Russian authorities confirmed the arrest, but struck back by saying
Georgia prevented Russia from identifying the substance’s country of
origin by presenting a sample too small to work with. He accused
Georgia of failing to provide a larger sample despite repeated
requests.

The Khinsagov case has also revived tensions over Abkhazia and South
Ossetia, the two Georgian separatist republics backed by Moscow.

Merabishvili said the Russian smuggler came to Georgia’s attention
during an investigation into what he called extensive smuggling
networks in and around the breakaway border regions.

The incident has once again prompted calls in Georgia for
international observer missions in both regions, a proposal that
Tbilisi has been pushing in past months.

"Any uncontrolled territory represents dangers not only for the
country within which this territory lies, but for the international
community as a whole,” deputy Rurua said. "We believe this is a
crucial reason for the international community to take the resolution
of problems in the Tskhinvali region and in Abkhazia seriously."

Nuclear Safety Fears

The international community, however, seems more concerned about how
100 grams of nuclear-bomb grade uranium fell into the hands of a
50-year-old Russian trader, who specialized in fish and sausages.

Speaking today at the World Economic Forum in Davos, Switzerland,
International Atomic Energy Agency chief Muhammad el-Baradei
reiterated the urgency of joining forces in preventing rogue states
from obtaining material for nuclear weapons.

The incident is reminiscent of a similar case in 2003, when Georgian
border guards caught an Armenian man with about 170 grams of highly
enriched uranium. According to Georgia, the man said the uranium came
from the Siberian city of Novosibirsk, home to a major nuclear
complex.

A number of experts say Khinsagov, too, is likely to have obtained
uranium in Russia, where a nuclear black market emerged from the
chaos that followed the 1991 Soviet collapse.

Efforts To Be Safe

But Ivan Safranchuk, who heads the Moscow office of the U.S.-based
Center for Defense Information, says getting hold of highly enriched
uranium in Russia is not that easy.

"Over the past nine years, serious efforts have been made to improve
the system of physical protection and security of nuclear facilities,
both military and civilian. So in my opinion, obtaining nuclear
substances in Russia is extremely difficult. Today, if I were a
terrorist seeking nuclear substances, I would go to Pakistan, not
Russia," Safranchuk says.

Former Soviet countries have indeed taken steps towards boosting
nuclear security, often financed by the West.

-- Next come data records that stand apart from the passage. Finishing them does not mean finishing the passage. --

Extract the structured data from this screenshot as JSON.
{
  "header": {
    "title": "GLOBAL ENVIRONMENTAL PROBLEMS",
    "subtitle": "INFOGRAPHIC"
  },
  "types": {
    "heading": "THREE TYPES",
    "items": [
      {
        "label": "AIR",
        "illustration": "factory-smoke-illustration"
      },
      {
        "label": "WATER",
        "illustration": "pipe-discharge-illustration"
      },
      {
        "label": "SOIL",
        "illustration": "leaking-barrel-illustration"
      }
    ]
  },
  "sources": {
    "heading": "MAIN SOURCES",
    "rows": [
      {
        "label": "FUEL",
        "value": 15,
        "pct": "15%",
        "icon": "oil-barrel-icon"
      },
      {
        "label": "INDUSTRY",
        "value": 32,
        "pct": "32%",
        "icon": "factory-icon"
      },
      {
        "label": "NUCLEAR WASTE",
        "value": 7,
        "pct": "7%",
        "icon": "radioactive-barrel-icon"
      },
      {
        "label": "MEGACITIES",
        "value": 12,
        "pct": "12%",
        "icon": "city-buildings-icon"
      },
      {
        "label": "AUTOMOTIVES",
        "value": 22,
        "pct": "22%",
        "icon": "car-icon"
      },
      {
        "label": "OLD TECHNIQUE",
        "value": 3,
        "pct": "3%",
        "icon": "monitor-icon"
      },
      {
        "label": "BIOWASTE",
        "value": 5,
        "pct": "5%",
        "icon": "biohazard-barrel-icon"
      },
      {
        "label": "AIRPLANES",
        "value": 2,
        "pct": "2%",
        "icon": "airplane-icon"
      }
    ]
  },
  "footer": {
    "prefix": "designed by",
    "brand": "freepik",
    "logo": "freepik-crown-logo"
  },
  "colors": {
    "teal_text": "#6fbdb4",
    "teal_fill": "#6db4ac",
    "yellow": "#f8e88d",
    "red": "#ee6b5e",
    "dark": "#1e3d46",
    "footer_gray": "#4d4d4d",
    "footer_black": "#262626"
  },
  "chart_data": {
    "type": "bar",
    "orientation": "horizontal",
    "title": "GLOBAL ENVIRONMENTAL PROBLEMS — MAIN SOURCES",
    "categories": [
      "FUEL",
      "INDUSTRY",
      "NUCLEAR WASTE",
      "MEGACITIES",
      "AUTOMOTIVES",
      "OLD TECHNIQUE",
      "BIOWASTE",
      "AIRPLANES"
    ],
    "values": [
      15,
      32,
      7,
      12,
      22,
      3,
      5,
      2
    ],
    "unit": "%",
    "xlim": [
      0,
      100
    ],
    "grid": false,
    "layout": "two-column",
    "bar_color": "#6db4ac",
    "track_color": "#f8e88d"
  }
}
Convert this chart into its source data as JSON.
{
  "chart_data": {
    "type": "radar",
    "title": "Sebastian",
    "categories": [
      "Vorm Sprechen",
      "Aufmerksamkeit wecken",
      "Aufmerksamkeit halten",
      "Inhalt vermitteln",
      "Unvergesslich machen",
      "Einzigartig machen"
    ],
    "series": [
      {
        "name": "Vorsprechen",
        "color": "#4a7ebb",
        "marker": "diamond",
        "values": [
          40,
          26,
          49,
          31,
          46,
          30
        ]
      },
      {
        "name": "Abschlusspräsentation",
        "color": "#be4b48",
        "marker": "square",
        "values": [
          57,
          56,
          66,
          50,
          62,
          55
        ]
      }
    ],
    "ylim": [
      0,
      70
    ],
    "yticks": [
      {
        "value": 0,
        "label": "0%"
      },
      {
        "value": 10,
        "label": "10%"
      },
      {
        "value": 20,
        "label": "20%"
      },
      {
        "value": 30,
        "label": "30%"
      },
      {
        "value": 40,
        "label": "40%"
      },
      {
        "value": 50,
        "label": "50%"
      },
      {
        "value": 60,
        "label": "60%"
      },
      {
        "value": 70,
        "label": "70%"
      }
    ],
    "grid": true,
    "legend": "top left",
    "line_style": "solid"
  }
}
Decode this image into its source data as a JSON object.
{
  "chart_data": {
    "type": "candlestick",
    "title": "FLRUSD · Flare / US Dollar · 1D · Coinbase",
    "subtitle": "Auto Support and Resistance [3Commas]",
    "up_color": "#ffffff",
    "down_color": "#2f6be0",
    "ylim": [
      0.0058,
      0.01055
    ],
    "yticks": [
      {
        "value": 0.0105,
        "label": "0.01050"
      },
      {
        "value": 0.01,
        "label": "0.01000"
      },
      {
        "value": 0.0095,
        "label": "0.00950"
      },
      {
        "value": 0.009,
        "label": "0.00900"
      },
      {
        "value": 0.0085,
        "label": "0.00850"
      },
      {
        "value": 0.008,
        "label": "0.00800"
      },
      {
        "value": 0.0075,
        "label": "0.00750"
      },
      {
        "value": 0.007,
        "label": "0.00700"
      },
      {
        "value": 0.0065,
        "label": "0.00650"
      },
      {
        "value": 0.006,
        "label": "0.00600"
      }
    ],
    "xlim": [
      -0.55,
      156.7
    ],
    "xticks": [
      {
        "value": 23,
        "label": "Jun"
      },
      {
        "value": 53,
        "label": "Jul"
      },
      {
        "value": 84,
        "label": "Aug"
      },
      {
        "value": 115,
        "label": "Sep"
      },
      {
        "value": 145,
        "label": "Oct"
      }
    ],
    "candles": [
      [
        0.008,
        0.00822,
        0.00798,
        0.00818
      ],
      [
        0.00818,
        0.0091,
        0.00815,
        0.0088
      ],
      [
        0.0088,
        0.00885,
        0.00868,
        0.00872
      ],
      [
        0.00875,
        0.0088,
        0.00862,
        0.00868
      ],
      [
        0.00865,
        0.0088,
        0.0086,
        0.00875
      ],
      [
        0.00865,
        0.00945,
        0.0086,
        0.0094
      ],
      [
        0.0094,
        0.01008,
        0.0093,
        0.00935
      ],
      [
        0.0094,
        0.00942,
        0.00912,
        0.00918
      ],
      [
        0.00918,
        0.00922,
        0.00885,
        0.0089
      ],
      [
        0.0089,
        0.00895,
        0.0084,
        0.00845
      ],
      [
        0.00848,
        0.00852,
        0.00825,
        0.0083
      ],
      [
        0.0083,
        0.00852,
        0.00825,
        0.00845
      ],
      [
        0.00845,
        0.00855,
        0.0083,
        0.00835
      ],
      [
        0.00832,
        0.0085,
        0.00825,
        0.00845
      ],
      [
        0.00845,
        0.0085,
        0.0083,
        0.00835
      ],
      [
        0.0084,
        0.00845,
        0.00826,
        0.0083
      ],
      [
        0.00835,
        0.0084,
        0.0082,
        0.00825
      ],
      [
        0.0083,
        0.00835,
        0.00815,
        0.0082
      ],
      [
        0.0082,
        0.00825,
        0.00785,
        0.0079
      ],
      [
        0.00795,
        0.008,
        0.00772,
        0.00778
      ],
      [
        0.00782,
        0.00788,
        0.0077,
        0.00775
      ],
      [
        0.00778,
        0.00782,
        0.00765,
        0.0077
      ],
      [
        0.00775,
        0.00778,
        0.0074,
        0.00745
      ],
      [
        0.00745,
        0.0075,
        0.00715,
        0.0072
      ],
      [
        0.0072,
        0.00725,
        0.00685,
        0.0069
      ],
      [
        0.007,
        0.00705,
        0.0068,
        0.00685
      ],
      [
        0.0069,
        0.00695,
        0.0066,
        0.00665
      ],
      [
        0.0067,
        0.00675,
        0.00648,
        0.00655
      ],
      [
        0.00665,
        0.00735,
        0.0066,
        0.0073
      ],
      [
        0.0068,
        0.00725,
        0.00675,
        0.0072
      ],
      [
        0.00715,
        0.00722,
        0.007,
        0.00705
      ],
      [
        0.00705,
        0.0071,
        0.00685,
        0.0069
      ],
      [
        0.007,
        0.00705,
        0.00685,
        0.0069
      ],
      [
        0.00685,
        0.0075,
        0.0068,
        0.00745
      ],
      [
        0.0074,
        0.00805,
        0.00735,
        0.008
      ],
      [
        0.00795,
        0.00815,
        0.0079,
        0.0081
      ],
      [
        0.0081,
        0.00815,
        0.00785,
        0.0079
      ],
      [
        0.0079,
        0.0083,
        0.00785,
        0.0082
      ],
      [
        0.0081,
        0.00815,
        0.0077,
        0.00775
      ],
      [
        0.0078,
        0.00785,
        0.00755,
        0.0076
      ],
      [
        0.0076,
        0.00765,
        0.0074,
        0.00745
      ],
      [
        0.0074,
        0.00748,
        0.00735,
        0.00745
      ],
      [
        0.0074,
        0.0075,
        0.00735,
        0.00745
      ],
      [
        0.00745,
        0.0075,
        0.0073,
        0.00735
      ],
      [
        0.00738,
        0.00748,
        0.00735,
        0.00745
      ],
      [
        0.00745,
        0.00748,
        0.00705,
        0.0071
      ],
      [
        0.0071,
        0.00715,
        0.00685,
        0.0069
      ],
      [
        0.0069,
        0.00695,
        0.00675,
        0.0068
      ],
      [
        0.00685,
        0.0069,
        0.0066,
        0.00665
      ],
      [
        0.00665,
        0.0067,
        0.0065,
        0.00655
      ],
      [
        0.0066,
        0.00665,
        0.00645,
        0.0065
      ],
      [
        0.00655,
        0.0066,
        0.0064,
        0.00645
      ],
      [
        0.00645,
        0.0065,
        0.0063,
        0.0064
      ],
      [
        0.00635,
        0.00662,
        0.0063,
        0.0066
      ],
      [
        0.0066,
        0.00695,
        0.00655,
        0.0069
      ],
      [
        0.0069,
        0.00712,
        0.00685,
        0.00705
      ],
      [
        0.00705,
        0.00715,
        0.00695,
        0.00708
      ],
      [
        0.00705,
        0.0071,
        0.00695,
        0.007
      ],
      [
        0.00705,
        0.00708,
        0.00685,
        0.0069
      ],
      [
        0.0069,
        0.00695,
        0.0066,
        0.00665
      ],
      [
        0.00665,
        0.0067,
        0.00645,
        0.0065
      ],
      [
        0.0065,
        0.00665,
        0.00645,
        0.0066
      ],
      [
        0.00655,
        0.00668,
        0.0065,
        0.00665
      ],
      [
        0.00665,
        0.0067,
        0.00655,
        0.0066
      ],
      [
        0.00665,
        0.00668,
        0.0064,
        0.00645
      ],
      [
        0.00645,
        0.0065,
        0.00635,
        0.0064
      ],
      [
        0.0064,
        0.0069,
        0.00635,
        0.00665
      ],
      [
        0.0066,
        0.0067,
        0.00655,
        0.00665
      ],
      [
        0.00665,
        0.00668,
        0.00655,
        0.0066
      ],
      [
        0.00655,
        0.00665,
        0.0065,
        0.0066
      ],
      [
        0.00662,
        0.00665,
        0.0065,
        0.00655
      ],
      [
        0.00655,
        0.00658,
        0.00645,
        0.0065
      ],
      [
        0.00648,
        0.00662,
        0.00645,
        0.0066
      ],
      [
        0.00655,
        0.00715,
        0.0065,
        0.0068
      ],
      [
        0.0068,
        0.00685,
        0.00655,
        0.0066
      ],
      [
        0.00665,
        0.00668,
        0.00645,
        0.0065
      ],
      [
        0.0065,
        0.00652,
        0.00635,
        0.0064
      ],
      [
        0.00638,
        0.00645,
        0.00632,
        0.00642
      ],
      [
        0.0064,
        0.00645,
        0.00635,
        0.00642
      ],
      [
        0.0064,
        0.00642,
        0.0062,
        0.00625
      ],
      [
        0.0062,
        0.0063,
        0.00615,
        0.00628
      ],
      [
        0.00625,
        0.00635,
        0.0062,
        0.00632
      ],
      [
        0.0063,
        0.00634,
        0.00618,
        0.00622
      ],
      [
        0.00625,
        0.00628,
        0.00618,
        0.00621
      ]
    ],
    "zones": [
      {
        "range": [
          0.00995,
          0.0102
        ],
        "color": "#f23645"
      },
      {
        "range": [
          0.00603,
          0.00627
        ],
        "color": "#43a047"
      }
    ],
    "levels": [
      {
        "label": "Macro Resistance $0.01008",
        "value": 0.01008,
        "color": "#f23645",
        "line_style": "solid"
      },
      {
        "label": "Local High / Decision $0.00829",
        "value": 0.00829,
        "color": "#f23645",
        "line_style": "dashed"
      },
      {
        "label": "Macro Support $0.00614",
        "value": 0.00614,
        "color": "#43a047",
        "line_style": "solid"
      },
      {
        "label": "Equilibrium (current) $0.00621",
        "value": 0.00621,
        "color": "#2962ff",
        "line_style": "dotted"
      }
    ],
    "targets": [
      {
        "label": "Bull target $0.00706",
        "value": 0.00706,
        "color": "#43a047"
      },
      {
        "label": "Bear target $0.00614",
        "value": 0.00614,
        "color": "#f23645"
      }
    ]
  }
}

Russia, in particular, says it is actively cooperating with other
nations, including the United States, to combat nuclear
proliferation.

But Vladimir Chuprov, the chief nuclear expert at Greenpeace’s
Russian office, says security at Russian nuclear facilities remains
deplorable.

"In Russia, the physical defense and security of radioactive material
doesn’t meet the required standards. In 2002, a group of Greenpeace
activists, together with journalists and a State Duma deputy, entered
without difficulties the territory of the national stockpile of
wasted nuclear fuel, climbed on the roof of the stockpile’s building
complex, shot photographs and videos, and quietly left. Nine months
later, the Federal Security Service repeated the same experience.
Nothing had changed," Chuprov says.

According to Chuprov, poor working conditions and rampant corruption
in Russia’s post-Soviet nuclear sector continue to provide a fertile
breeding ground for nuclear contraband.

The Khinsagov case is likely to put the state of Russia’s sprawling
nuclear stockpiles back into the spotlight once again.